Loyola, Mount find stocking full of charcoal

Bill Tanton

December 17, 1992|By Bill Tanton

"They're playing this one for Christmas morning," Loyola College alumnus Charley Meagher was saying at the Loyola-Mount St. Mary's basketball game.

"Christmas morning?" I asked.

"Sure," he said. "Neither team wants to get up Christmas morning without a victory."

This was last Saturday night, nearly two full weeks before Christmas. But this is what basketball has come to at Loyola and the Mount.

Going into their game, neither team had a victory -- and neither would play again until Dec. 29.

Loyola won, 56-52, but it was hardly a memorable triumph, even though it was over the Greyhounds' arch-rival. Loyola's record is 1-3, Mount St. Mary's 0-4.

It was an ugly game. There were air balls galore. Players wouldn't shoot when they had open shots. Three nights earlier, I saw a Division III game between Johns Hopkins and Franklin & Marshall that was better played.

The Mount shot 32.1 percent, Loyola 47.5, but only 33.3 in the first half while the team was being held to a paltry 19 points.

"I never thought I'd see Loyola and Mount St. Mary's play in a half-empty gym," said Paul Dodd, a one-time Loyola player.

Reitz Arena holds 3,000. The crowd Saturday night was 1,247.

The whole thing was a little sad to anyone who remembers packed houses at the old Evergreen Gym and at the Mount's airplane hangar, Memorial Gym.

It was hard to accept for those who saw great players in this 142-game series, such as the Mount's Jack Sullivan, Fred Carter, John O'Reilly, Sal Angelo, Jerry Savage and Paul Edwards, and Loyola Hall of Famers Jim Lacy, Mike Zedalis, Nap Doherty, Joel Hittleman, John Heagney, Mike Krawczyk and Bob Connor.

What has happened at these once-proud basketball schools?

Both have the full allotment of 14 basketball scholarships. Both have veteran coaches with full-sized staffs. Both have opened new facilities within the past decade.

"Why is Loyola's program so down?" I asked the school's athletic director, Joe Boylan.

"For so many reasons," he said, shaking his head. He hardly knew where to begin, but everyone who's interested knows most of them: high academic standards, a difficult schedule, and the loss of two stars who were eligible to play this year, 6-8 forward Michael Reese and guard Tracy Bergan.

"Mount St. Mary's probably doesn't belong in Division I," I told coach Jim Phelan, who was also the athletic director when the Mount moved up from Division II in 1988-89.

"That may be true," Phelan admitted, "but as long as Loyola and these schools are in Division I, we're going to be there. We're in a conference now [Northeast] with schools from the areas where our players and alumni come from in Pennsylvania and New Jersey."

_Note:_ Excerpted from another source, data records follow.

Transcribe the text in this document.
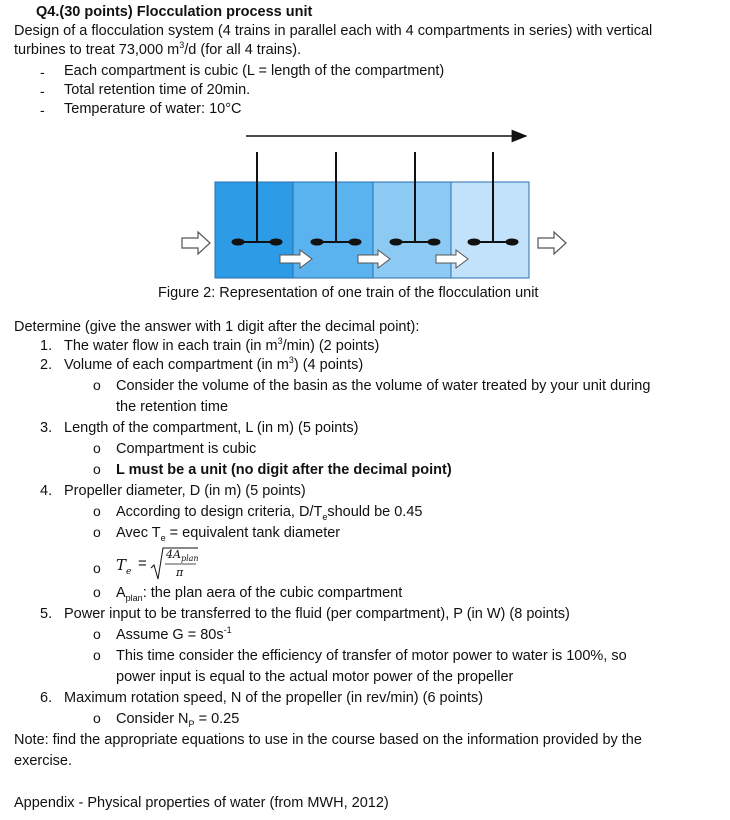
Q4.(30 points) Flocculation process unit
Design of a flocculation system (4 trains in parallel each with 4 compartments in series) with vertical
turbines to treat 73,000 $m^3/d$ (for all 4 trains).
- Each compartment is cubic (L = length of the compartment)
- Total retention time of 20min.
- Temperature of water: 10°C
Figure 2: Representation of one train of the flocculation unit
Determine (give the answer with 1 digit after the decimal point):
1. The water flow in each train (in $m^3/\min$) (2 points)
2. Volume of each compartment (in $m^3$) (4 points)
o Consider the volume of the basin as the volume of water treated by your unit during
the retention time
3. Length of the compartment, L (in m) (5 points)
o Compartment is cubic
o L must be a unit (no digit after the decimal point)
4. Propeller diameter, D (in m) (5 points)
o According to design criteria, $D/T_eshould$ be 0.45
o Avec $T_e$ = equivalent tank diameter
o $T_e$ =
$4A_{plan}$
π
o $A_{plan}$: the plan aera of the cubic compartment
5. Power input to be transferred to the fluid (per compartment), P (in W) (8 points)
o Assume $G = 80s^{-1}$
o This time consider the efficiency of transfer of motor power to water is 100%, so
power input is equal to the actual motor power of the propeller
6. Maximum rotation speed, N of the propeller (in rev/min) (6 points)
o Consider $N_P = 0.25$
Note: find the appropriate equations to use in the course based on the information provided by the
exercise.
Appendix - Physical properties of water (from MWH, 2012)
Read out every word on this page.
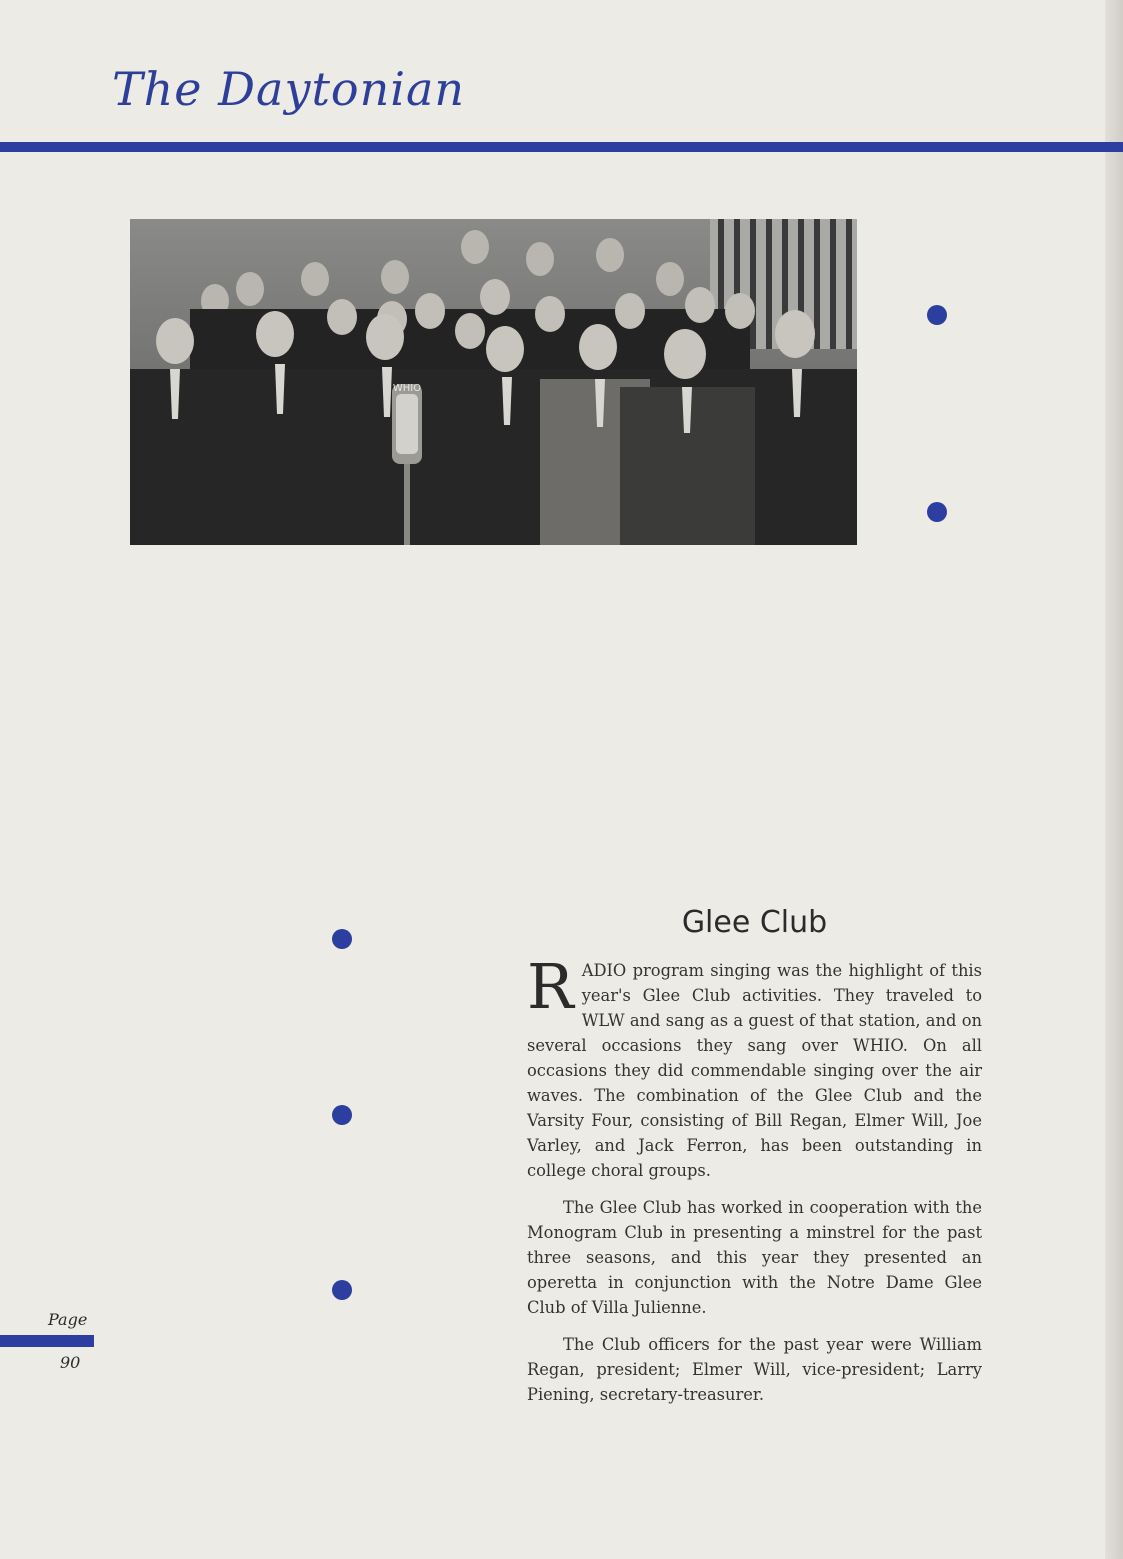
The Daytonian
WHIO
Glee Club

RADIO program singing was the highlight of this year's Glee Club activities. They traveled to WLW and sang as a guest of that station, and on several occasions they sang over WHIO. On all occasions they did commendable singing over the air waves. The combination of the Glee Club and the Varsity Four, consisting of Bill Regan, Elmer Will, Joe Varley, and Jack Ferron, has been outstanding in college choral groups.

The Glee Club has worked in cooperation with the Monogram Club in presenting a minstrel for the past three seasons, and this year they presented an operetta in conjunction with the Notre Dame Glee Club of Villa Julienne.

The Club officers for the past year were William Regan, president; Elmer Will, vice-president; Larry Piening, secretary-treasurer.

Page
90
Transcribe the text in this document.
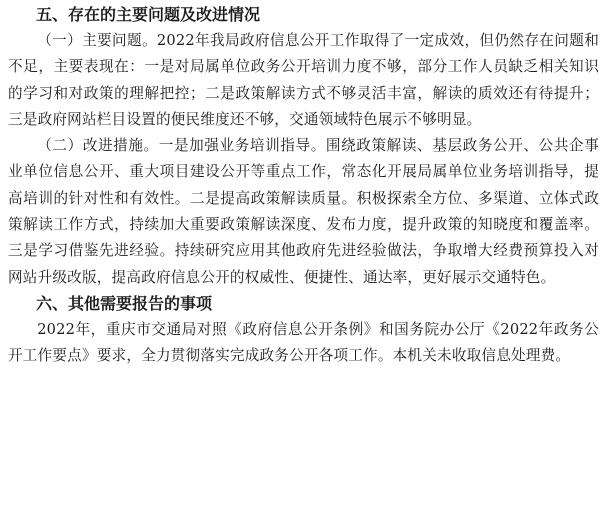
五、存在的主要问题及改进情况

（一）主要问题。2022年我局政府信息公开工作取得了一定成效，但仍然存在问题和不足，主要表现在：一是对局属单位政务公开培训力度不够，部分工作人员缺乏相关知识的学习和对政策的理解把控；二是政策解读方式不够灵活丰富，解读的质效还有待提升；三是政府网站栏目设置的便民维度还不够，交通领域特色展示不够明显。

（二）改进措施。一是加强业务培训指导。围绕政策解读、基层政务公开、公共企事业单位信息公开、重大项目建设公开等重点工作，常态化开展局属单位业务培训指导，提高培训的针对性和有效性。二是提高政策解读质量。积极探索全方位、多渠道、立体式政策解读工作方式，持续加大重要政策解读深度、发布力度，提升政策的知晓度和覆盖率。三是学习借鉴先进经验。持续研究应用其他政府先进经验做法，争取增大经费预算投入对网站升级改版，提高政府信息公开的权威性、便捷性、通达率，更好展示交通特色。

六、其他需要报告的事项

2022年，重庆市交通局对照《政府信息公开条例》和国务院办公厅《2022年政务公开工作要点》要求，全力贯彻落实完成政务公开各项工作。本机关未收取信息处理费。
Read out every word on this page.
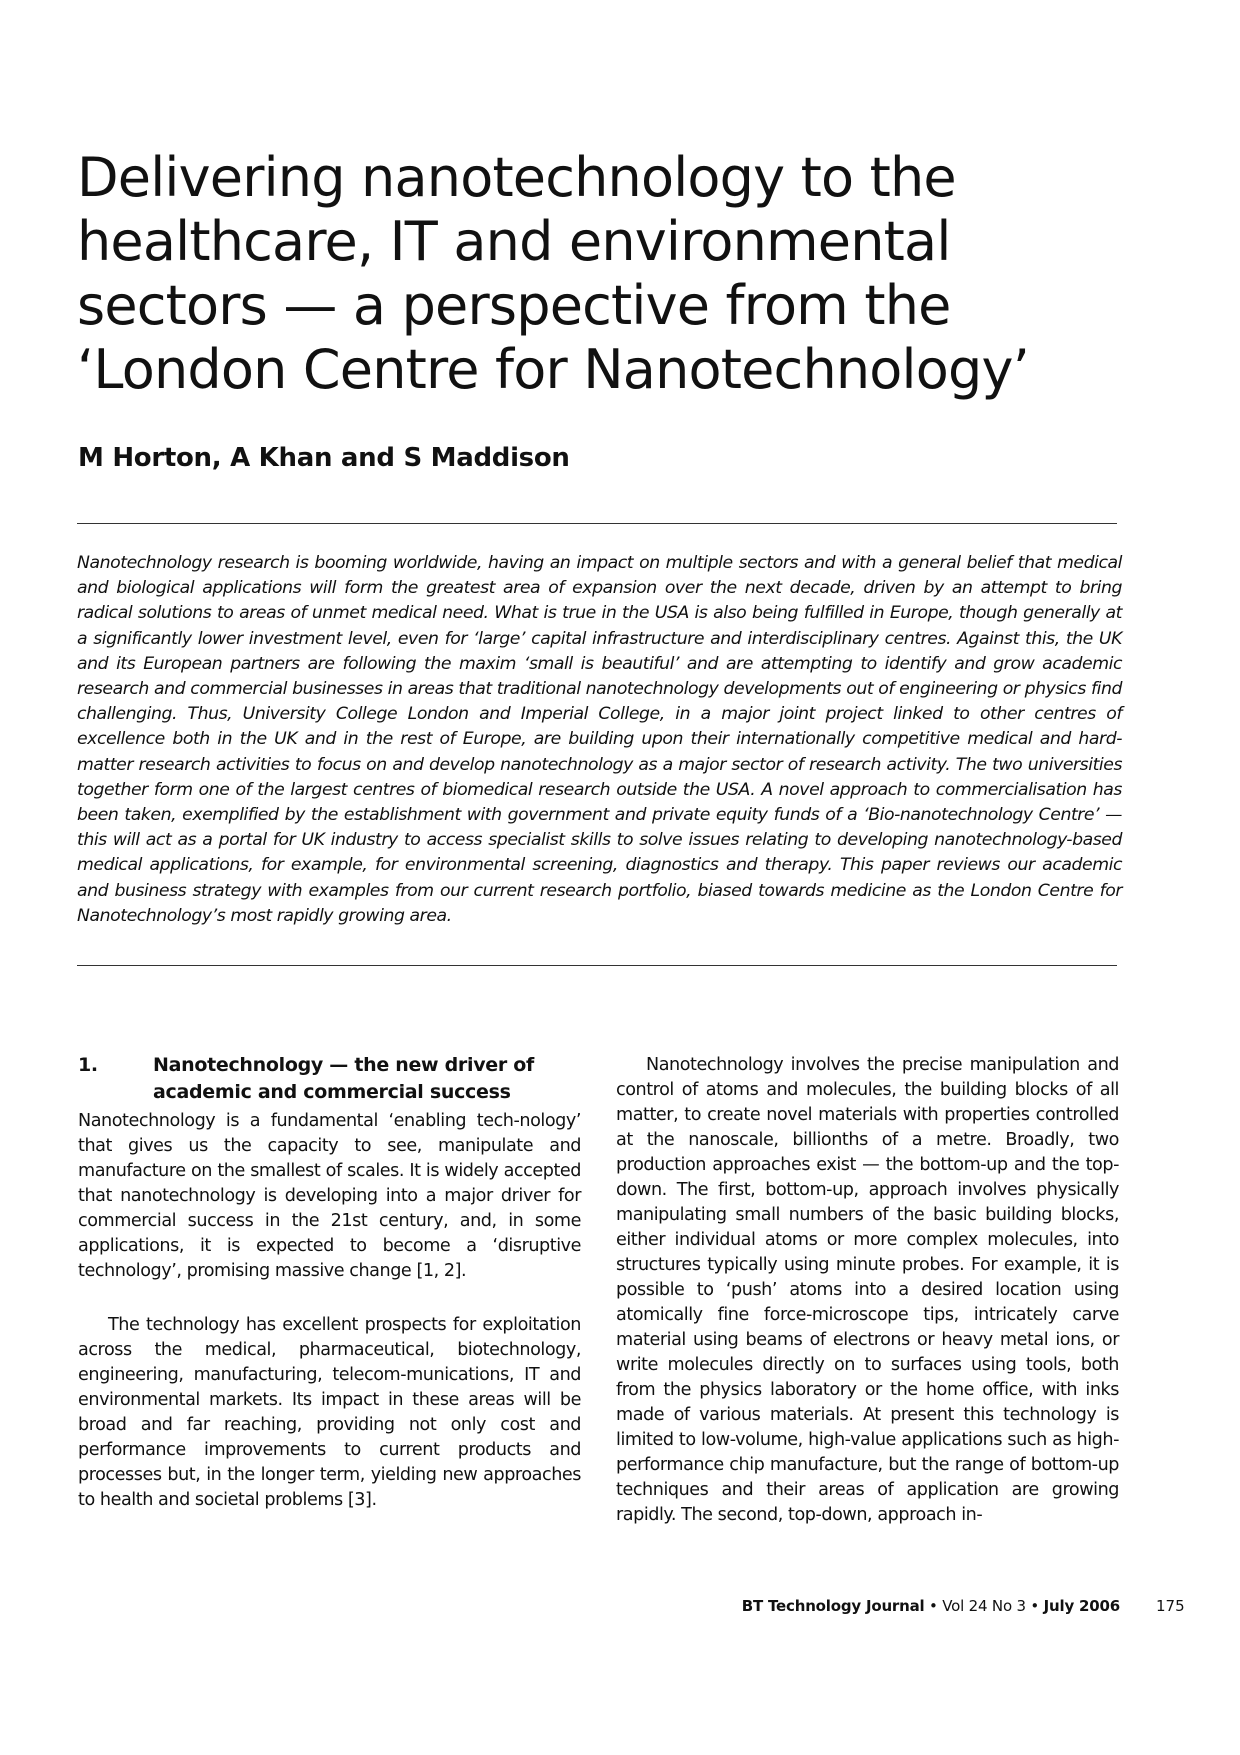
Delivering nanotechnology to the healthcare, IT and environmental sectors — a perspective from the ‘London Centre for Nanotechnology’
M Horton, A Khan and S Maddison
Nanotechnology research is booming worldwide, having an impact on multiple sectors and with a general belief that medical and biological applications will form the greatest area of expansion over the next decade, driven by an attempt to bring radical solutions to areas of unmet medical need. What is true in the USA is also being fulfilled in Europe, though generally at a significantly lower investment level, even for ‘large’ capital infrastructure and interdisciplinary centres. Against this, the UK and its European partners are following the maxim ‘small is beautiful’ and are attempting to identify and grow academic research and commercial businesses in areas that traditional nanotechnology developments out of engineering or physics find challenging. Thus, University College London and Imperial College, in a major joint project linked to other centres of excellence both in the UK and in the rest of Europe, are building upon their internationally competitive medical and hard-matter research activities to focus on and develop nanotechnology as a major sector of research activity. The two universities together form one of the largest centres of biomedical research outside the USA. A novel approach to commercialisation has been taken, exemplified by the establishment with government and private equity funds of a ‘Bio-nanotechnology Centre’ — this will act as a portal for UK industry to access specialist skills to solve issues relating to developing nanotechnology-based medical applications, for example, for environmental screening, diagnostics and therapy. This paper reviews our academic and business strategy with examples from our current research portfolio, biased towards medicine as the London Centre for Nanotechnology’s most rapidly growing area.
1.	Nanotechnology — the new driver of academic and commercial success

Nanotechnology is a fundamental ‘enabling tech-nology’ that gives us the capacity to see, manipulate and manufacture on the smallest of scales. It is widely accepted that nanotechnology is developing into a major driver for commercial success in the 21st century, and, in some applications, it is expected to become a ‘disruptive technology’, promising massive change [1, 2].

The technology has excellent prospects for exploitation across the medical, pharmaceutical, biotechnology, engineering, manufacturing, telecom-munications, IT and environmental markets. Its impact in these areas will be broad and far reaching, providing not only cost and performance improvements to current products and processes but, in the longer term, yielding new approaches to health and societal problems [3].

Nanotechnology involves the precise manipulation and control of atoms and molecules, the building blocks of all matter, to create novel materials with properties controlled at the nanoscale, billionths of a metre. Broadly, two production approaches exist — the bottom-up and the top-down. The first, bottom-up, approach involves physically manipulating small numbers of the basic building blocks, either individual atoms or more complex molecules, into structures typically using minute probes. For example, it is possible to ‘push’ atoms into a desired location using atomically fine force-microscope tips, intricately carve material using beams of electrons or heavy metal ions, or write molecules directly on to surfaces using tools, both from the physics laboratory or the home office, with inks made of various materials. At present this technology is limited to low-volume, high-value applications such as high-performance chip manufacture, but the range of bottom-up techniques and their areas of application are growing rapidly. The second, top-down, approach in-

BT Technology Journal • Vol 24 No 3 • July 2006 175
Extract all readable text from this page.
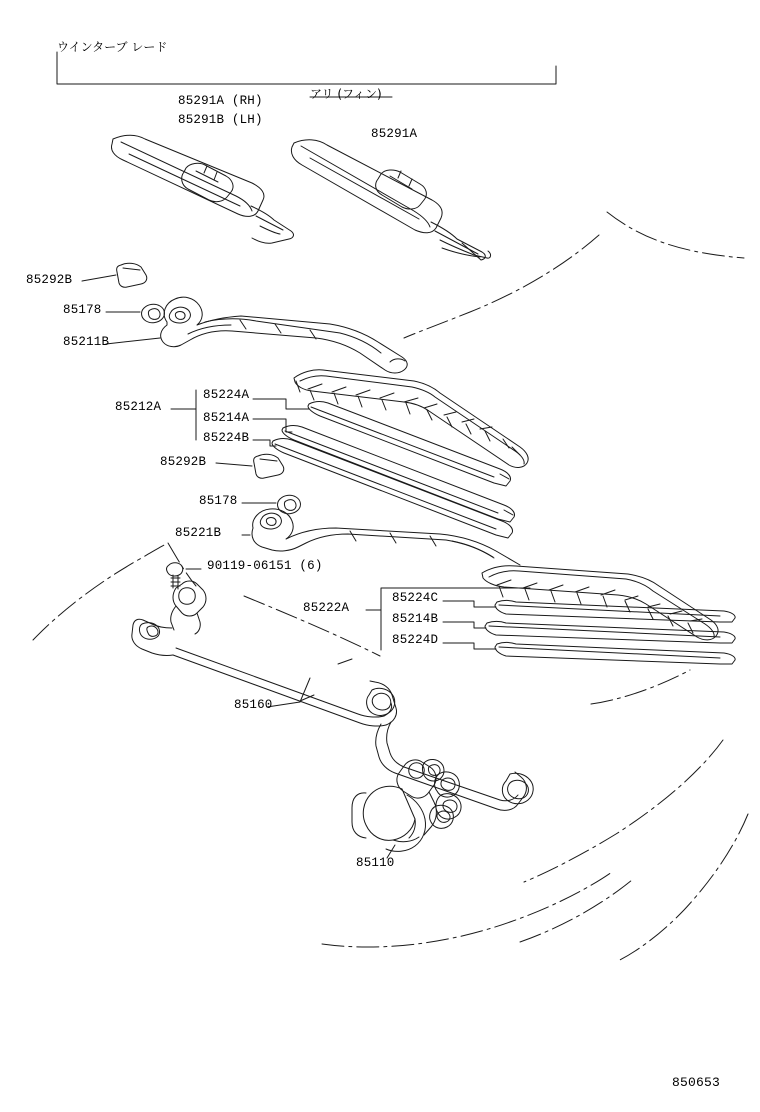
ウインターブ レード
85291A (RH)
85291B (LH)
アリ (フィン)
85291A
85292B
85178
85211B
85212A
85224A
85214A
85224B
85292B
85178
85221B
90119-06151 (6)
85222A
85224C
85214B
85224D
85160
85110
850653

Phelan himself is a compelling subplot. This is his 39th year as coach of the Mount. He needs only seven wins to reach the 700 plateau, but he won only six games last year, eight the year

before that.

Before the season, Mount St. Mary's President Robert J. Wickenheiser suggested to Phelan that he make this his final season. The 64-year-old Phelan has a contract that gives him full pay to age 70 whether he coaches or not.

Phelan refused the president's offer for a last hurrah. Despite his team's winless performance, he remains undaunted. In fact, he is incredibly optimistic.

"You can't panic because you've lost four road games, all of them home openers for your opponents," Phelan says.

"We play Army in our own tournament at the Mount on the 29th. I don't know why we can't beat Army [which is 0-3]. We're doing too many things well for us not to snap out of this."

Still, Phelan's team looks bad. I've never seen a player go downhill as fast as fifth-year senior Kevin Booth. He was the Mount's leading scorer the past two years. He was a preseason first-team, all-conference pick. Against Loyola, he played 37 minutes and did not score.

Another holdover, Dave Kapaona, once regarded as the answer to the Mount's point-guard problem, quit the team last week.

Things are not settled at Loyola, either. Coach Tom Schneider is in the fourth and last year of his contract. He has not had a winning season at Loyola, though he was 14-14 last year.

There were whispers around Reitz Arena the other night that if Schneider did not win that game -- that night -- he was gone. Tom Young, with whom Boylan coached at Catholic University and Rutgers, was said to be waiting in the wings.

"None of that is true," says Boylan.

The remainder of the winter promises to be very difficult -- and very interesting -- at Loyola and the Mount.